According to Fletcher, MRI believes passive measurement could revolutionize the practice of measuring magazine usage for a number of reasons. For one, the accuracy of the data collected would not be degraded by a person's inadequate
memory of a magazine title or the product advertised. It would also remove the guesswork from tracking the duration of time a
reader kept the magazine open, or the number of seconds or minutes that person was exposed to particular magazine pages.
However, even if the planned tests generate very positive results, MRI does not intend to stop using its existing method for measuring magazine usage—conducting phone interviews with magazine readers—in the foreseeable future, since the cost of deploying and managing
RFID networks on a large scale would be prohibitive. What's more, the quickly evolving RFID technology landscape would soon render suboptimal any system it deploys. Rather, the company hopes to use data gathered through RFID to supplement its existing practice, until such a time as the use of the technology for measuring magazine usage matures.
To identify and secure the cooperation of companies with public waiting rooms that are interested in offering their venues as test sites, MRI is partnering with
DJG Marketing, a provider of outsourced media and marketing services for the publishing industry. Mattlin says DJG will assist MRI in developing partnerships with publishers for the secondary field tests that will involve a larger number of sites, as well as additional magazines and RFID equipment. Due to the higher costs that will be associated with these later tests, Mattlin says, buy-in from publishers will be vital.
"We know that there is sensitivity in the public about the use of RFID technology," Mattlin says, adding that MRI has no means of using RFID to identify anyone handling, opening or closing the magazines during the field tests. However, he says, MRI is still determining the best way to alert the public to the fact that magazines at test sites will carry wireless electronics to track their usage.

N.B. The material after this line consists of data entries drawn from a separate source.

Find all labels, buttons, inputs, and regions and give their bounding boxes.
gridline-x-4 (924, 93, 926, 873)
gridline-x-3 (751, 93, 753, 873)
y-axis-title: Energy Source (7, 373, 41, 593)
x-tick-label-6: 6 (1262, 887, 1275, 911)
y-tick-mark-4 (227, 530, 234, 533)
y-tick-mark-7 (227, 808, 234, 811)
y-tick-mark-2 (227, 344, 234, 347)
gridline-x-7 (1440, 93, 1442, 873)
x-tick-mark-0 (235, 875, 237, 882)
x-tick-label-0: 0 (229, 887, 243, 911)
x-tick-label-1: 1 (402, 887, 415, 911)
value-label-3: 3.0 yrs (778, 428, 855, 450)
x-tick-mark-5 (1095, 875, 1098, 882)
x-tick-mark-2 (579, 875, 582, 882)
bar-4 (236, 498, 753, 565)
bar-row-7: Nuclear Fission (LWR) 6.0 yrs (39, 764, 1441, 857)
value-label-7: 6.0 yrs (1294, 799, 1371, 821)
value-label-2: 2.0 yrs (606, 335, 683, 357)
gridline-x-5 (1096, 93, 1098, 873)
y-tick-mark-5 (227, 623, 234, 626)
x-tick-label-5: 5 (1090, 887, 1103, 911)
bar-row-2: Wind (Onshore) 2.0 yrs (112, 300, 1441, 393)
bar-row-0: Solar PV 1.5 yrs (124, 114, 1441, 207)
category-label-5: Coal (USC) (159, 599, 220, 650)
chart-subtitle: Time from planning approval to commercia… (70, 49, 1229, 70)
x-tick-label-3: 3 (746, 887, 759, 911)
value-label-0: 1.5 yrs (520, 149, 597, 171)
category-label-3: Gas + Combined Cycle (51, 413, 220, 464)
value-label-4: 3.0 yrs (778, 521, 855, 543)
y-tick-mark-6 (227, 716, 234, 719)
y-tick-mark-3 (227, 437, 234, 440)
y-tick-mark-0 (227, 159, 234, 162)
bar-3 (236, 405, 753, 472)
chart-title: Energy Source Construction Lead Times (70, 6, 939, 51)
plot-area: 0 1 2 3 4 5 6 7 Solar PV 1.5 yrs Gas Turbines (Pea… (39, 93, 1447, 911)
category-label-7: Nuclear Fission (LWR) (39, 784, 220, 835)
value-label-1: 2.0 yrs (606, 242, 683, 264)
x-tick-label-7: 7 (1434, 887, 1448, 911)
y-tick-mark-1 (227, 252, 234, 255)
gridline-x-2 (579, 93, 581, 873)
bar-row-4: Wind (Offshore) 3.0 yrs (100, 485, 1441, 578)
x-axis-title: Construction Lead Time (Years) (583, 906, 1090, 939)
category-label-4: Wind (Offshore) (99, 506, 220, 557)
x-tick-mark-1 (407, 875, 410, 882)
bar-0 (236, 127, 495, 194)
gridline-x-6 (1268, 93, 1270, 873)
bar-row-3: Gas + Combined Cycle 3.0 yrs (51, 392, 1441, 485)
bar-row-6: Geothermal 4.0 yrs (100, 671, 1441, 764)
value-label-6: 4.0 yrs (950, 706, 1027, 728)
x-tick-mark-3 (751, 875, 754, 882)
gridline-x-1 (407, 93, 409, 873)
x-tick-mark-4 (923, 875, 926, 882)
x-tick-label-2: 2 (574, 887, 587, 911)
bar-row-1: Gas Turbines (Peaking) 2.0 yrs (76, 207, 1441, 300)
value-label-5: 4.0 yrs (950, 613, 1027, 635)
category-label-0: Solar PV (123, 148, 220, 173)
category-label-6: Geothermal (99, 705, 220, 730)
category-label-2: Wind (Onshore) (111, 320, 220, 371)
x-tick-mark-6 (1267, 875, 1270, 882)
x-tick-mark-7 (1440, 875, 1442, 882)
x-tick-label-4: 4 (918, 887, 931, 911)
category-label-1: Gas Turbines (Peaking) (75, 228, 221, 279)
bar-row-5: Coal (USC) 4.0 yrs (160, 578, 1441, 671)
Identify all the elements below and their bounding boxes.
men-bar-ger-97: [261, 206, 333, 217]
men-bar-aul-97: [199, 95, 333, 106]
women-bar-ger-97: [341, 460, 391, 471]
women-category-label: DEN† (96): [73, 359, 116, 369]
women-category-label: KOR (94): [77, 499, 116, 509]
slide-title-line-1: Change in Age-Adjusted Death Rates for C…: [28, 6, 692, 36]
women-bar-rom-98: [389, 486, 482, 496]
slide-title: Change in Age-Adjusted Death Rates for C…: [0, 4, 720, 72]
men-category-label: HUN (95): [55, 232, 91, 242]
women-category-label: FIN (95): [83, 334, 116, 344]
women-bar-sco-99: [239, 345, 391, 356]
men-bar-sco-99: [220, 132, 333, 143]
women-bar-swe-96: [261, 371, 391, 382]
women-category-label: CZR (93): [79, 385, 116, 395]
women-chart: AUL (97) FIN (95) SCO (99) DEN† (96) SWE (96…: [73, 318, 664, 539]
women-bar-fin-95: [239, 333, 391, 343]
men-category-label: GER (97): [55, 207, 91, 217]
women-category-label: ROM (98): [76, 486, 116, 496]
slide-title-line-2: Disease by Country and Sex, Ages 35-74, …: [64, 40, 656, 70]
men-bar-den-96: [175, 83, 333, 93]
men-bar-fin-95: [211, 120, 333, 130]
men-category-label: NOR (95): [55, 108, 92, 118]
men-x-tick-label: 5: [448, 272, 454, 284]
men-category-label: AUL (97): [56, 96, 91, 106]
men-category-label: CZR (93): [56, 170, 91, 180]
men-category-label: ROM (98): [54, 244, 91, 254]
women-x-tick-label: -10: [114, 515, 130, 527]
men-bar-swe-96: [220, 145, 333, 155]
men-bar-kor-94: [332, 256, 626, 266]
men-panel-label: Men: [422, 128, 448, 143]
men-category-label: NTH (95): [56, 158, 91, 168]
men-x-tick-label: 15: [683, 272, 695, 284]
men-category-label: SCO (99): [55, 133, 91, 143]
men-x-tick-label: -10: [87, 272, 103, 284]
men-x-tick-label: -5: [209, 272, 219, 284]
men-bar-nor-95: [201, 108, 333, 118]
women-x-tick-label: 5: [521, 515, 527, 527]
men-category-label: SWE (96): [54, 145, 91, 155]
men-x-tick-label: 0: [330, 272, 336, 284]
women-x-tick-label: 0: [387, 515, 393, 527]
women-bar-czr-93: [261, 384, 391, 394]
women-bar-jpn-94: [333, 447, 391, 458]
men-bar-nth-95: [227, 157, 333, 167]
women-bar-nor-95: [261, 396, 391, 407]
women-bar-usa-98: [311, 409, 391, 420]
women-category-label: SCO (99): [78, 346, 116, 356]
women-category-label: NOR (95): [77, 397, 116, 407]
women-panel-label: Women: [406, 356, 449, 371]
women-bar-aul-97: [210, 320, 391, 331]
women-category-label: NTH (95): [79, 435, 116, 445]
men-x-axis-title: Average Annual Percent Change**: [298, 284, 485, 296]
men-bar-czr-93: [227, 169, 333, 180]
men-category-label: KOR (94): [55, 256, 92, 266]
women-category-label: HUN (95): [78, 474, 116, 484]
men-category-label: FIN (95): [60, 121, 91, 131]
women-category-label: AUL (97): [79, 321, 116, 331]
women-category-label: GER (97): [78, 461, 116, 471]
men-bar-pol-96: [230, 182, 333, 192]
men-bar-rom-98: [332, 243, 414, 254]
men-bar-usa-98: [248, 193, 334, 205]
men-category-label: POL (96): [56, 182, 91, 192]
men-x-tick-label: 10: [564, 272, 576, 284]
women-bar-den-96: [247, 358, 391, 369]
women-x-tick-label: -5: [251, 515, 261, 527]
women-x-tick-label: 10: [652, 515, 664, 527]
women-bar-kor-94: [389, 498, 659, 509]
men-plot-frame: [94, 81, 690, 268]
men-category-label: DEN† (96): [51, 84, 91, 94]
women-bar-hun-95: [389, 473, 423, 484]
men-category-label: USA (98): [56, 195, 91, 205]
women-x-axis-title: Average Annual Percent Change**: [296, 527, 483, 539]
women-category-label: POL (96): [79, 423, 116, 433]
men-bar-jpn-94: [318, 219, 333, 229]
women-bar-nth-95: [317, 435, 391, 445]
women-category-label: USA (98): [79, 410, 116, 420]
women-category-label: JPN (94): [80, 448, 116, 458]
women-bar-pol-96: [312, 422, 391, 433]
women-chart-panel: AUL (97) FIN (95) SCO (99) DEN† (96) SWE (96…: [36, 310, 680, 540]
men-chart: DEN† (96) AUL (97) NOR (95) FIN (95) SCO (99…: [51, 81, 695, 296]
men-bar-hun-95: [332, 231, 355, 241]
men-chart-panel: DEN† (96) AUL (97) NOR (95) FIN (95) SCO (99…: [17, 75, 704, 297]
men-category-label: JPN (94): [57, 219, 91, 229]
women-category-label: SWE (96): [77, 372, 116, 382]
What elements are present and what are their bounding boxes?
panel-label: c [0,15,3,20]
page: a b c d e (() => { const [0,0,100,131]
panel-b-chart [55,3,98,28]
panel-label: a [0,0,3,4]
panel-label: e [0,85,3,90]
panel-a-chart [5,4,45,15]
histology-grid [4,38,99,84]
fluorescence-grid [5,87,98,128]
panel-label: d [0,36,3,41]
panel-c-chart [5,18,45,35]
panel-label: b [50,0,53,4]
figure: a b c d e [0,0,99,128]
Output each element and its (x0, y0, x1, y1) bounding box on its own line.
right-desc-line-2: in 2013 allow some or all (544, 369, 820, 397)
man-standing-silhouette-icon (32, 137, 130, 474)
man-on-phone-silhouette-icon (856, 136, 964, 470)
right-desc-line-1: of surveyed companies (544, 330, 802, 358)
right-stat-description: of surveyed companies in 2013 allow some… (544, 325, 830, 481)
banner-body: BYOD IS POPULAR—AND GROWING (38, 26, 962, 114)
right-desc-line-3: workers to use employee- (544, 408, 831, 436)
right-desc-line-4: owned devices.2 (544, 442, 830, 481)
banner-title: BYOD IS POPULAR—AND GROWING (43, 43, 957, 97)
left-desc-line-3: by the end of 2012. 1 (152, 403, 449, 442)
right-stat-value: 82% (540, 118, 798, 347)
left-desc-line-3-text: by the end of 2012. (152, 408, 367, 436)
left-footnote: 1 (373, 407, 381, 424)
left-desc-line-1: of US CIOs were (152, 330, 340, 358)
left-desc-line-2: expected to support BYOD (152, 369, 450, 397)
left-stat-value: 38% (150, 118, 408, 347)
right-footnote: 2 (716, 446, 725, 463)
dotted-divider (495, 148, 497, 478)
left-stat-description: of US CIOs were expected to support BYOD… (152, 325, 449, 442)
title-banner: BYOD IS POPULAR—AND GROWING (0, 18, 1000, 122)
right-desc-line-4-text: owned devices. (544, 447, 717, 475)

Mattlin notes that advertisers and publishers are very interested in measuring magazine usage in public spaces. People have different reading habits and choices when in public buildings, such as a doctor's office or library, than they do at home, he says, but it's difficult to measure the usage of publications passed from one person to another, rather than purchased through a subscription. "There is a lot of reading that goes on in public spaces," he states, "and magazines with large subscription bases aren't always the ones with the largest audiences," since some titles have larger "pass-along" readership because they are read by many different people in public.